Que peuvent bien avoir en commun la Turquie et le Brésil, si ce n’est de connaître, espacées de peu, des manifestations de protestation de masse tout aussi imprévues ? Faut-il uniquement y voir l’utilisation des réseaux sociaux, qui ne sont qu’un moyen de mobilisation ? La Turquie et le Brésil sont deux pays émergents au développement économique particulièrement rapide, avec comme conséquence le développement et l’amélioration du sort accélérée des classes moyennes. Cette notion est d’ailleurs à utiliser avec prudence pour ne pas faussement renvoyer à celles des pays développés : l’institut brésilien de statistiques (Ibope) publie ainsi 5 indices des prix – reflétant des structures différentes de la consommation – afin de tenir compte du large éventail des revenus. On appartient aux classes moyennes lorsque l’on est ni très riche, ni très pauvre !

Dans ces deux pays, le pouvoir politique est directement contesté. En Turquie, celui d’un régime islamisant autoritaire succédant à une armée kémaliste dictatoriale, au Brésil, d’une classe politique clientéliste et corrompue, dont les traditions n’ont pas été mises en cause par le Parti des travailleurs (PT), en dépit de ses promesses initiales. Un tel parallélisme a des origines communes :

1. Les bienfaits de l’essor économique sont très inégalement partagés et les services publics (éducation, santé, justice, transports publics…) sont de piètre qualité. Au développement de la consommation de masse, souvent à crédit, n’a pas correspondu leur amélioration.

2. Un changement politique est réclamé, la nature inaccessible et rétrograde du pouvoir étant en décalage avec les aspirations de la partie la plus émancipée de la société. Circonstance aggravante, les forces de police, agissant dans l’impunité, sont par tradition d’une grande brutalité .

C’est tout le modèle de développement de ces pays qui commence à être mis en question, car leur croissance économique est fortement soumise aux aléas de l’économie mondiale (bien que son ralentissement prononcé n’a pas encore fait subir tous ses effets). En cas de baisse de la croissance, ce sont les classes moyennes qui sont appelées à en ressentir le plus durement les effets, d’autant qu’elles se sont endettées afin d’acquérir même des biens de consommation courante. Les plus démunis continuent en effet de bénéficier de l’amélioration toute relative de leur sort, sous forte emprise de la religion, l’Islam dans un cas, les églises évangéliques dans l’autre.

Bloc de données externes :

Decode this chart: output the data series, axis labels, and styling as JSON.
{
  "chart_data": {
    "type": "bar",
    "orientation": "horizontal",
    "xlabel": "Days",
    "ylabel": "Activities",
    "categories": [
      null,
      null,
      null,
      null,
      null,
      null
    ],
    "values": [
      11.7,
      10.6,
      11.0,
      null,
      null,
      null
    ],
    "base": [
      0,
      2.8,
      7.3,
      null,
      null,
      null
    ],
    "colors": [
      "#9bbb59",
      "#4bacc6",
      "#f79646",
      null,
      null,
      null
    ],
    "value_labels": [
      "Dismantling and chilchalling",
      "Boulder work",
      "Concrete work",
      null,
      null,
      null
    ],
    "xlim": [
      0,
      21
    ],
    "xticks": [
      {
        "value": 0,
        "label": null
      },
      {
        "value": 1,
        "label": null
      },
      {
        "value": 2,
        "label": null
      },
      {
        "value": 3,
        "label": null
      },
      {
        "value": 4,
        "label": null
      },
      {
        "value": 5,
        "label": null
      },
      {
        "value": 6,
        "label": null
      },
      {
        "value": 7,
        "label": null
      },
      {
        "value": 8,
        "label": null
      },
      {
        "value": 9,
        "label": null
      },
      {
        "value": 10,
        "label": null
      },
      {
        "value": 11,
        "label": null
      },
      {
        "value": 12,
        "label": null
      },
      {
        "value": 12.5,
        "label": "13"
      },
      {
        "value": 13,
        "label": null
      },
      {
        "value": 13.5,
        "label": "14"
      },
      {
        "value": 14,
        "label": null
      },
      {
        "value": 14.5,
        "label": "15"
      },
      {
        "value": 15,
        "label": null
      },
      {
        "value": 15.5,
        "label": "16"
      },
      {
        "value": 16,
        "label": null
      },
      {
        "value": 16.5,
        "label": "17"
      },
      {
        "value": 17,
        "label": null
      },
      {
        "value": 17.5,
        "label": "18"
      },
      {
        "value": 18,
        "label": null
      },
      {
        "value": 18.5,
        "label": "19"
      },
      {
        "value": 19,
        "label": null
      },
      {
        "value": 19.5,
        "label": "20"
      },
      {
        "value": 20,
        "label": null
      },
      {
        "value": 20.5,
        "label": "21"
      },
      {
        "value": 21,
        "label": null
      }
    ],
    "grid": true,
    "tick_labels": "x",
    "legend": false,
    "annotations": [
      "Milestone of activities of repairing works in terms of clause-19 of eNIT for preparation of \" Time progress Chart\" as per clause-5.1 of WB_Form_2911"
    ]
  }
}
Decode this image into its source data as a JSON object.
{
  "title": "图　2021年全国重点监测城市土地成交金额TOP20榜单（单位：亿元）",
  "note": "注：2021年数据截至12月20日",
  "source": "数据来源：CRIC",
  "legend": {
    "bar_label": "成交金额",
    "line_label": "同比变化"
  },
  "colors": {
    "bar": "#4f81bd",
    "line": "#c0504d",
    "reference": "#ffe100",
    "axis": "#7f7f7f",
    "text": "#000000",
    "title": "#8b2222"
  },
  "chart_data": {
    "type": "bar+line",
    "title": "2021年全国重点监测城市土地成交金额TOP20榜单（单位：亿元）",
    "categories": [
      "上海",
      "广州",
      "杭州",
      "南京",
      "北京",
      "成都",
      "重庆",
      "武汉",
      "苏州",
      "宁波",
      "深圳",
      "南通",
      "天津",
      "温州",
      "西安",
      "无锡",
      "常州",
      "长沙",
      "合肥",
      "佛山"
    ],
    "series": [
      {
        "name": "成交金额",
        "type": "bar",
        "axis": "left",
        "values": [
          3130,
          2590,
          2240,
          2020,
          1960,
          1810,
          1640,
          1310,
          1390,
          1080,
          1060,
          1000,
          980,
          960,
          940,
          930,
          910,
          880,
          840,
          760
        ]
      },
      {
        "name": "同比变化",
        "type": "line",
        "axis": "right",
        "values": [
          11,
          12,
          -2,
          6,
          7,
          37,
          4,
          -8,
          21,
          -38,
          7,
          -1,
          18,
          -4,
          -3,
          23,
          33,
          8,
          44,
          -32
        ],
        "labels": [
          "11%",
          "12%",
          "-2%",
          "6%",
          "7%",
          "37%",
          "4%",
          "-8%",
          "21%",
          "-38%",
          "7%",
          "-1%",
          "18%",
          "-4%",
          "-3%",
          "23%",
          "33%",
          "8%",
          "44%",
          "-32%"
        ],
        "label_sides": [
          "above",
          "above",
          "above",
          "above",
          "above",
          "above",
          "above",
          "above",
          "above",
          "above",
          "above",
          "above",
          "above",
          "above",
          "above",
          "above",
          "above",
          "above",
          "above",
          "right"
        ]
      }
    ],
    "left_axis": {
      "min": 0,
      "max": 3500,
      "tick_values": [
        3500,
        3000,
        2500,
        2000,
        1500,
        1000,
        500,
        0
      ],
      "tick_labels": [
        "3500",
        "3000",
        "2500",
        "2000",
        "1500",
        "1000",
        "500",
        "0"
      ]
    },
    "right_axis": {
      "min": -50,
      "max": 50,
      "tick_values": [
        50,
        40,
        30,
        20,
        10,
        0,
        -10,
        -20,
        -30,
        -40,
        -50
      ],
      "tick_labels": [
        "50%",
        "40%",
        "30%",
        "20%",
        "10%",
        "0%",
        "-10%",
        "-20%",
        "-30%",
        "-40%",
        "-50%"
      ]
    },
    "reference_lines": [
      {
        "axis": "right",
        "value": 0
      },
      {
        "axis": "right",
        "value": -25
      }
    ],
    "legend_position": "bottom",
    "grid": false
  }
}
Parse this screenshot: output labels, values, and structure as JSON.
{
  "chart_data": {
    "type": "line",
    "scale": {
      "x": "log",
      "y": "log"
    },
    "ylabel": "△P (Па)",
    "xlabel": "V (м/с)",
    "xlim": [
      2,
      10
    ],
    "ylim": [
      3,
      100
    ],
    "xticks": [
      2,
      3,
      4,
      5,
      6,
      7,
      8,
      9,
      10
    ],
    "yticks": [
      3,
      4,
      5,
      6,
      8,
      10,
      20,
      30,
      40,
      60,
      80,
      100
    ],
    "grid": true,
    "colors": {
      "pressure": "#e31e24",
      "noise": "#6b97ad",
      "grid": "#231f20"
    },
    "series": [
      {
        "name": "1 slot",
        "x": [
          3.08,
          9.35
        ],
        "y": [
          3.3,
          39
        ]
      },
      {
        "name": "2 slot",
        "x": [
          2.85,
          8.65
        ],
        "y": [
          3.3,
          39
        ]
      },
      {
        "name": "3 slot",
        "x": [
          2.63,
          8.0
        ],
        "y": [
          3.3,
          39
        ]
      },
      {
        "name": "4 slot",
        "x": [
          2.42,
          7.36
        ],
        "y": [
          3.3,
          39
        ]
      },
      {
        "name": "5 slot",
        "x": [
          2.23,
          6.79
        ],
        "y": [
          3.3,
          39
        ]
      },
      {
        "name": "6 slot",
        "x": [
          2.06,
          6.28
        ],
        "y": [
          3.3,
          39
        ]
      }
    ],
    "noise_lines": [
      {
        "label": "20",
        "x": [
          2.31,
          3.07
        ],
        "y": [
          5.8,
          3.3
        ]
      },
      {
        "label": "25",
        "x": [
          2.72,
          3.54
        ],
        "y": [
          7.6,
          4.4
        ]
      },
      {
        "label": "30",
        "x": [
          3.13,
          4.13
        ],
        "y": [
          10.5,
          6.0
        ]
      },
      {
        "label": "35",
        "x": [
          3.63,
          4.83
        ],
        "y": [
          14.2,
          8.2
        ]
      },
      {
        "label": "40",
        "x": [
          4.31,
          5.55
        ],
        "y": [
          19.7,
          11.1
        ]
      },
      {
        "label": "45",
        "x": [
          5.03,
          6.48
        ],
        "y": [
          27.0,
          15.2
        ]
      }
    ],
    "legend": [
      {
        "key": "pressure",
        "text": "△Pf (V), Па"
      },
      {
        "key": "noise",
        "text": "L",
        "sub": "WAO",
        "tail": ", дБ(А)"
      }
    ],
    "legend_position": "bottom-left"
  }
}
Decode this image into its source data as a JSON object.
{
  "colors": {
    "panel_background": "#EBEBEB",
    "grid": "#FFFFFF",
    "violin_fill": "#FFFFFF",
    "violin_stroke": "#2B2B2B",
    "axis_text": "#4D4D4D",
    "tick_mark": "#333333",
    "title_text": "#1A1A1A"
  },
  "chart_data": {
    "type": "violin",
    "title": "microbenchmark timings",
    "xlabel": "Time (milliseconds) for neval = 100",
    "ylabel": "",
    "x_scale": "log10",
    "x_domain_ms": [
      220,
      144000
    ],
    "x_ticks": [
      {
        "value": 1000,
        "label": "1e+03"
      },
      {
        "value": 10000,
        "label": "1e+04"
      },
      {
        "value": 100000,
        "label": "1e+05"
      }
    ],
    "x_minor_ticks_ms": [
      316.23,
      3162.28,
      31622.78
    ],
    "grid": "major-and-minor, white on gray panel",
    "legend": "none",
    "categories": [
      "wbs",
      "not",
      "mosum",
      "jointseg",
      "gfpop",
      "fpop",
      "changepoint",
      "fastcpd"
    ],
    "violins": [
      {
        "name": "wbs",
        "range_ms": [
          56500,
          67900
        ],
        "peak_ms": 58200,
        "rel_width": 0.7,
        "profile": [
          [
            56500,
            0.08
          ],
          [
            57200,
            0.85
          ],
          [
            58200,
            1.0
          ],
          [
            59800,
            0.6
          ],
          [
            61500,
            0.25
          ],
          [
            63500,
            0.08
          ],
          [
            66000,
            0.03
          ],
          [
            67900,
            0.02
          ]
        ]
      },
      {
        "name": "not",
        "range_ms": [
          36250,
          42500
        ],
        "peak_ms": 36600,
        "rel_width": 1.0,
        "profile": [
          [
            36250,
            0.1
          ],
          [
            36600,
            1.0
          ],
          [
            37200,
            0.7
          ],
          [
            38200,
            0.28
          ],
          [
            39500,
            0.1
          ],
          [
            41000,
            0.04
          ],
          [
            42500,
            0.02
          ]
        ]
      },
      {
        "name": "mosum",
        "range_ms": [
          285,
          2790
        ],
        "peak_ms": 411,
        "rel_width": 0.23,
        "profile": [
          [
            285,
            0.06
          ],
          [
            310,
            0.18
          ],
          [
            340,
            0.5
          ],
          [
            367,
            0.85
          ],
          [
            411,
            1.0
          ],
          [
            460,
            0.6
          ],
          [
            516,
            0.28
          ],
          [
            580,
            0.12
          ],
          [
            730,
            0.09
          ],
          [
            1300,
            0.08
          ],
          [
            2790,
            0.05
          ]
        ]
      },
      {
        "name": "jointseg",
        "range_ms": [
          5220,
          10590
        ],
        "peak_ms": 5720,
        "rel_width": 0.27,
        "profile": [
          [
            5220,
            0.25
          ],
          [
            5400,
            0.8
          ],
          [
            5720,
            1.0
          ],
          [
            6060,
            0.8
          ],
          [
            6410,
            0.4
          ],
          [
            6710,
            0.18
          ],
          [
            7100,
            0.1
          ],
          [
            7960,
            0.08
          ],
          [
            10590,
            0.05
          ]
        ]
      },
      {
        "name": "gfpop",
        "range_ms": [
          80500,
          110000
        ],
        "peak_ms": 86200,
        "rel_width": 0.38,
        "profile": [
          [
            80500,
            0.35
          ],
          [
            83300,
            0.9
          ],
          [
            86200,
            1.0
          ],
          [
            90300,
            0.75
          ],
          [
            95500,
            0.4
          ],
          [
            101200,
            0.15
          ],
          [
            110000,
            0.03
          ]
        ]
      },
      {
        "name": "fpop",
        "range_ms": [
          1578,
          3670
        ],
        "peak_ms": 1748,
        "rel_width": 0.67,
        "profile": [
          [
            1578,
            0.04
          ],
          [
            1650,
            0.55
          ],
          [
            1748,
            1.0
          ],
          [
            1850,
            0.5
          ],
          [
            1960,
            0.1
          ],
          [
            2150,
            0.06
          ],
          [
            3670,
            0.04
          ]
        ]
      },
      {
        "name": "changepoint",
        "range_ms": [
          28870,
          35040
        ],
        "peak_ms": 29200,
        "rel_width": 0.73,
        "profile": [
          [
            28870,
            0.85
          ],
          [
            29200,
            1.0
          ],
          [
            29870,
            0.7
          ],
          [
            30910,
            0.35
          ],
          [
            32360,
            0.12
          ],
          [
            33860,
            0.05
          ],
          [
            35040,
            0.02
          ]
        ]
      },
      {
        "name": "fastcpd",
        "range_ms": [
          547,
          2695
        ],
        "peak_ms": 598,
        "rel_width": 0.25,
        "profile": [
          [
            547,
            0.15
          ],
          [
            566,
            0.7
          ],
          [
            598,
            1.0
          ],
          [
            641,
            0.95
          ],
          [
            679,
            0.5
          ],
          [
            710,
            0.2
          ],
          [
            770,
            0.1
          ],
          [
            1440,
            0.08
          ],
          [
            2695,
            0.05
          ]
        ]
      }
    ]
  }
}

La contestation des Brésiliens et des Turcs n’est pas un feu de paille. Elle exprime les limites d’un développement économique dont le modèle ne répond pas aux exigences globales du bien-être de la société, en dépit de l’accession à un modèle de consommation auparavant hors de portée. Seul un changement de modèle économique permettrait d’y répondre valablement, qui n’est pas à l’ordre du jour quand bien même il s’impose. Dans des contextes différents, les pays émergents (ou émergés) et les pays développés en sont au même point. D’autant que leurs deux modèles, complémentaires et ayant en commun de développer les inégalités sociales, connaissent leur apogée. Ce qui ouvre un champ de réflexion sur la cohérence de leur succession dans un monde globalisé.